Ни в какой момент мы не были лишены взаимной поддержки.
Были моменты, когда моя мать чувствовала, что нуждается в помощи;
тогда она звала, я приходил, и мы разговаривали о её смерти, о
моём одиночестве.
Она глубоко любила жизнь.
За несколько дней до смерти она сказала, что готова была бы страдать
ещё 150 лет, лишь бы жить.
Она любила красоту наступавшей весны; она дорожила нашими отношениями.
Она тосковала о нашей разлуке: Oh, for the touch of a vanished
hand and the sound of a voice that is still… Порой, в другие моменты
мне была невыносима боль разлуки, тогда я приходил, и мы разговаривали
об этом, и мать поддерживала меня и утешала о своей смерти.
Наши отношения были глубоки и истинны, в них не было лжи, и поэтому
они могли вместить всю правду до глубины.
И кроме того, была ещё одна сторона, которую я уже упоминал.
Потому что смерть стояла рядом, потому что смерть могла прийти
в любой миг, и тогда поздно будет что-либо исправить, - всё должно
было в любой миг выражать как можно совершеннее и полнее благоговение
и любовь, которыми были полны наши отношения.

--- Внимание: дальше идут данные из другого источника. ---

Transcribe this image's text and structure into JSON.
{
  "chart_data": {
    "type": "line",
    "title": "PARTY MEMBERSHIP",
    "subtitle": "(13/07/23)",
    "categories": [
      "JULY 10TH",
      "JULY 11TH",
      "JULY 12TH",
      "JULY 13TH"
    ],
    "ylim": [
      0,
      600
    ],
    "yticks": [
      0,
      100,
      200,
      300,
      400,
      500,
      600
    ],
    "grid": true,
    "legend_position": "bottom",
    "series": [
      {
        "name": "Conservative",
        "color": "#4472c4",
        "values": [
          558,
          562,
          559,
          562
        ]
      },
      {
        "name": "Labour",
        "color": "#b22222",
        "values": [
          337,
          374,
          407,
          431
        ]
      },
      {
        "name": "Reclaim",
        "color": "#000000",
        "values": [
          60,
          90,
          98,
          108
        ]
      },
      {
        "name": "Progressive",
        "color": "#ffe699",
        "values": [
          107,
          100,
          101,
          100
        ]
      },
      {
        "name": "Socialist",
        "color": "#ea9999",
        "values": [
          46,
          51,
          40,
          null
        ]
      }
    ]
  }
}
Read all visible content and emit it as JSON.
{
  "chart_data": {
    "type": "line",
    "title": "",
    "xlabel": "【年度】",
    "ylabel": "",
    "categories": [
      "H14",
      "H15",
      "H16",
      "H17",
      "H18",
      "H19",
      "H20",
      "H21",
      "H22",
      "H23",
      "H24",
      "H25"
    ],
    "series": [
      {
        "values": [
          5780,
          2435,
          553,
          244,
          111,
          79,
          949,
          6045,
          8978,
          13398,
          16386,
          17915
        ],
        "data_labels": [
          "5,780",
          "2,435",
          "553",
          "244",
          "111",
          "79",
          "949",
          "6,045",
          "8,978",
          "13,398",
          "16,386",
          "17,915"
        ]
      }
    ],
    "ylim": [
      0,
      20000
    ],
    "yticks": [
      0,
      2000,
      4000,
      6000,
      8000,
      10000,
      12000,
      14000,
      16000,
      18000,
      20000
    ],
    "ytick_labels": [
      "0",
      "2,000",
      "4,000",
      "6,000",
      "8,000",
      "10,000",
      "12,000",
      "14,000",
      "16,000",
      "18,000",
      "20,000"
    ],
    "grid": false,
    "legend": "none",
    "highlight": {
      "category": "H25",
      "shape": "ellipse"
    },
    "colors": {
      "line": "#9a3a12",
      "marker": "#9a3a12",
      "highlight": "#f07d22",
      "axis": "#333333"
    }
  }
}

Только смерть может наполнить величием и смыслом всё, что кажется
как будто мелким и незначительным.
Как ты подашь чашку чаю на подносе, каким движением поправишь
подушки за спиной больного, как звучит твой голос, - всё это может
стать выражением глубины отношений.
Если прозвучала ложная нота, если трещина появилась, если что-то
неладно, это должно быть исправлено немедленно, потому что есть
несомненная уверенность, что позднее может оказаться слишком поздно.
И это опять-таки ставит нас перед лицом правды жизни с такой остротой
и ясностью, каких не может дать ничто другое.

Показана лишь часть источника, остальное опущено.